Als sein Schiff auf der Weiterfahrt wegen eines Sturms ankern musste, beobachtete er Sonnenflecken, die zufällig in Paris auch von Cassini gesehen wurden.

In Kopenhagen unterstütze ihn Erasmus Bartholin bei seinem Vorhaben. Er machte ihn auch mit dem jungen Ole Rømer bekannt, der ihm bei seinen Messungen auf der Insel Ven assistierte und ihn auf dessen Bitten anschließend nach Paris begleitete, wo er zehn Jahre lang am Pariser Observatorium tätig war. Auf Ven waren von Tycho Brahes Uraniborg kaum noch einige Mauerreste vorhanden, aber Picard richtete eine eigene, provisorische Sternwarte ein, mit der er nicht nur die Polhöhe, sondern durch Beobachtung des Umlaufs der Jupitermonde auch die Geographische Länge im Verhältnis zu Paris bestimmte. In den fast drei Monaten seiner Tätigkeit Ende 1671 auf Ven vermaß Picard außerdem eine Reihe umliegender Orte und nahm verschiedene astronomische Beobachtungen vor.

Vermessungsarbeiten in Frankreich

In den Jahren 1672 bis 1680 führte Picard zunächst verschiedene astronomische Beobachtungen u.a. in Montpellier und Sète sowie in Lyon durch. Zwischendurch musste er Vermessungsarbeiten für die Wasserversorgung des Schlossparks von Versailles durchführen, die in den Augen des Königs vordringlich waren. Dazu gehörte 1674 auch die Klärung, dass der Vorschlag des mit dem Bau des Canal du Midi befassten Riquet, einen Teil der Loire in den Schlosspark umzuleiten, nicht durchführbar sei.[19]

Zur Vorbereitung der von Colbert angeordneten Kartierung Frankreichs führten Picard und Philippe de La Hire in den Jahren 1679 bis 1681 geodätische Arbeiten in Brest und Nantes, in Bayonne, Bordeaux und Royan sowie an der französischen Nordküste durch. La Hire beendete sie mit Vermessungen der Küste der Provence.

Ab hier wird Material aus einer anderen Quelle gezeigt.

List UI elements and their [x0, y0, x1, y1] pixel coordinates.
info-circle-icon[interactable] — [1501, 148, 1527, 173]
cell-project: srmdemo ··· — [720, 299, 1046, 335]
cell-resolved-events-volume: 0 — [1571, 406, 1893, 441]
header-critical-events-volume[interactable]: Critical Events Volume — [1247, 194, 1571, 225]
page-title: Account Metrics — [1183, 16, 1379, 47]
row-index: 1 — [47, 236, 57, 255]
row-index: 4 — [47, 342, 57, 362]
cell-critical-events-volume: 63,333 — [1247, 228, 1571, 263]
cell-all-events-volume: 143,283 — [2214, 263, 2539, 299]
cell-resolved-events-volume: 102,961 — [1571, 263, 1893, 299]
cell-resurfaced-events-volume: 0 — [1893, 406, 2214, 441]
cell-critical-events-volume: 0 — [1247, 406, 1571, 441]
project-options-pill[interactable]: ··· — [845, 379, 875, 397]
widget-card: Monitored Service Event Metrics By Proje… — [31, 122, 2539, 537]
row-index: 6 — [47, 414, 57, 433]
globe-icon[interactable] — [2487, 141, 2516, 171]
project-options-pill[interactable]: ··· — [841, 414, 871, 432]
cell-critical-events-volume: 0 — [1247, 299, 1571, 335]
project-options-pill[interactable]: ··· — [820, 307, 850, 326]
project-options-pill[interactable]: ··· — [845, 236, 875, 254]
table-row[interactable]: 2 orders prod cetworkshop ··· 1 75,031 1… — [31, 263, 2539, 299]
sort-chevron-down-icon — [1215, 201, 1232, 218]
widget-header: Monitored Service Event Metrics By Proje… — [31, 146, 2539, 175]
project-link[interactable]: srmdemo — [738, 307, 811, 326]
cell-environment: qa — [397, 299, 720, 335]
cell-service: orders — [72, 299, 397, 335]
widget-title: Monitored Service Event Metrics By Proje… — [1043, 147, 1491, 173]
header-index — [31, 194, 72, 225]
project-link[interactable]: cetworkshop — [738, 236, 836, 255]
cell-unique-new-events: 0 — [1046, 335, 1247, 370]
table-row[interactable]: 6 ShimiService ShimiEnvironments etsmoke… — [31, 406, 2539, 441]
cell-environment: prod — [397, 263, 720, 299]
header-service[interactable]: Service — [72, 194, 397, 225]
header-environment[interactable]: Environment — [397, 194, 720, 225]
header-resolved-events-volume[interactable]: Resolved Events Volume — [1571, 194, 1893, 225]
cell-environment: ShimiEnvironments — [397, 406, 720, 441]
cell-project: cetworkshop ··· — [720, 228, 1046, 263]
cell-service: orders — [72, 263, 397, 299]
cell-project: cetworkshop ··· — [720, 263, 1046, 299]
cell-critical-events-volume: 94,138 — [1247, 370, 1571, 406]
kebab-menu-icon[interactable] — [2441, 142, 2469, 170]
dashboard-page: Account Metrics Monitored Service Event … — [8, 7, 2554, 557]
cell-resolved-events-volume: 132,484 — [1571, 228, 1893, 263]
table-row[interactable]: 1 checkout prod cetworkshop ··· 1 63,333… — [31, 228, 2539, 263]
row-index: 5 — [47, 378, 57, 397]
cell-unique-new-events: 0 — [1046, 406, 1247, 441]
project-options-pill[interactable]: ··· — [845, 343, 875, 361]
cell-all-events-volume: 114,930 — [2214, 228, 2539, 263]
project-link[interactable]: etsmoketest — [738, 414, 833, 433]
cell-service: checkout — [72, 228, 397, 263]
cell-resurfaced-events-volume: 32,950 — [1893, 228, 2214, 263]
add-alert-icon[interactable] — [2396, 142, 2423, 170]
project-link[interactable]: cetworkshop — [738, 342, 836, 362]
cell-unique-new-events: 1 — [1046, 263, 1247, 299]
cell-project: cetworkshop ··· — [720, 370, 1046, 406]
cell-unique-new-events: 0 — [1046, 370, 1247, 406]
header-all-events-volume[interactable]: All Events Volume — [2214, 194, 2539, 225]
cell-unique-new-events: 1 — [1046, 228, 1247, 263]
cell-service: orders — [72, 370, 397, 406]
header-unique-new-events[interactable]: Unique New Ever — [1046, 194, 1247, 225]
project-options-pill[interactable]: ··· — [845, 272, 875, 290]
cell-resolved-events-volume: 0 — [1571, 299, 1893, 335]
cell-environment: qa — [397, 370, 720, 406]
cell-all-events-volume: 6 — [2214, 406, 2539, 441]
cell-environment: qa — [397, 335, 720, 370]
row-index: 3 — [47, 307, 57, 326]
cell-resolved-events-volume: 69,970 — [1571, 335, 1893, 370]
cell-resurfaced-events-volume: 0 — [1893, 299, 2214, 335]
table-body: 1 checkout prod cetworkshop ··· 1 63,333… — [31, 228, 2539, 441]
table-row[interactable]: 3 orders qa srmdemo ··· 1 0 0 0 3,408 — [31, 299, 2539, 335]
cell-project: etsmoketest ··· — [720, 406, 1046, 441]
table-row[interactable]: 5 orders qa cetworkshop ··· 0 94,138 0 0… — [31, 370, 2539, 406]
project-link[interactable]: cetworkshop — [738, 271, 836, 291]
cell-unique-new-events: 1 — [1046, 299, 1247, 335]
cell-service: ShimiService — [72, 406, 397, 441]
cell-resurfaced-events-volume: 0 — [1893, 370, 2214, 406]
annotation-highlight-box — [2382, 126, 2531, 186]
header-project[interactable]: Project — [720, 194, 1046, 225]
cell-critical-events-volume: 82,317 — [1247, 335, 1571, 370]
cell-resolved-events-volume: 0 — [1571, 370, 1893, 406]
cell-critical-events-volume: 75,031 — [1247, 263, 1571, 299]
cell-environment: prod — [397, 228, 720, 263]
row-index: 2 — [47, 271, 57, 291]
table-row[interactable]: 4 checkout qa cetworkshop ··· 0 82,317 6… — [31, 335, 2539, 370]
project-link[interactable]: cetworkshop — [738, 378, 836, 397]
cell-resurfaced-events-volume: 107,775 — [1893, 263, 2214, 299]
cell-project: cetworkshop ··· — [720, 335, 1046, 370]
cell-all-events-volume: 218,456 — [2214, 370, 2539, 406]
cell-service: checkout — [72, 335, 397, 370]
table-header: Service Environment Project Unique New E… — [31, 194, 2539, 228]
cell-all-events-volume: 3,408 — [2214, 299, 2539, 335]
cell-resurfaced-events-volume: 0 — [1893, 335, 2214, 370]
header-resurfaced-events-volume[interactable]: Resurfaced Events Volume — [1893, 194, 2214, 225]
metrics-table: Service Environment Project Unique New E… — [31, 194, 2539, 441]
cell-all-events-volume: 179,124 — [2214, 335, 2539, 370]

Korrigierte Karte Frankreichs von 1682

Diese Arbeiten, ergänzt durch Vermessungen anderer Geodäten, ermöglichten La Hire, eine neue Küstenlinie in eine nach bisherigen Anschauungen erstellte Karte Frankreichs einzutragen. Diese Carte de France corrigée par Ordre du Roy sur les observations de Messieurs de l'Académie des Sciences (Karte Frankreichs, gemäß dem Befehl des Königs entsprechend den Beobachtungen der Herren der Académie des Sciences korrigiert) wurde 1682 der Académie und dem König vorgestellt, der daraufhin scherzhaft geäußert habe, dass «ces Messieurs de l'Académie lui avaient enlevé une partie de ses États» (diese Herren der Akademie ihm einen Teil seines Staates weggenommen haben).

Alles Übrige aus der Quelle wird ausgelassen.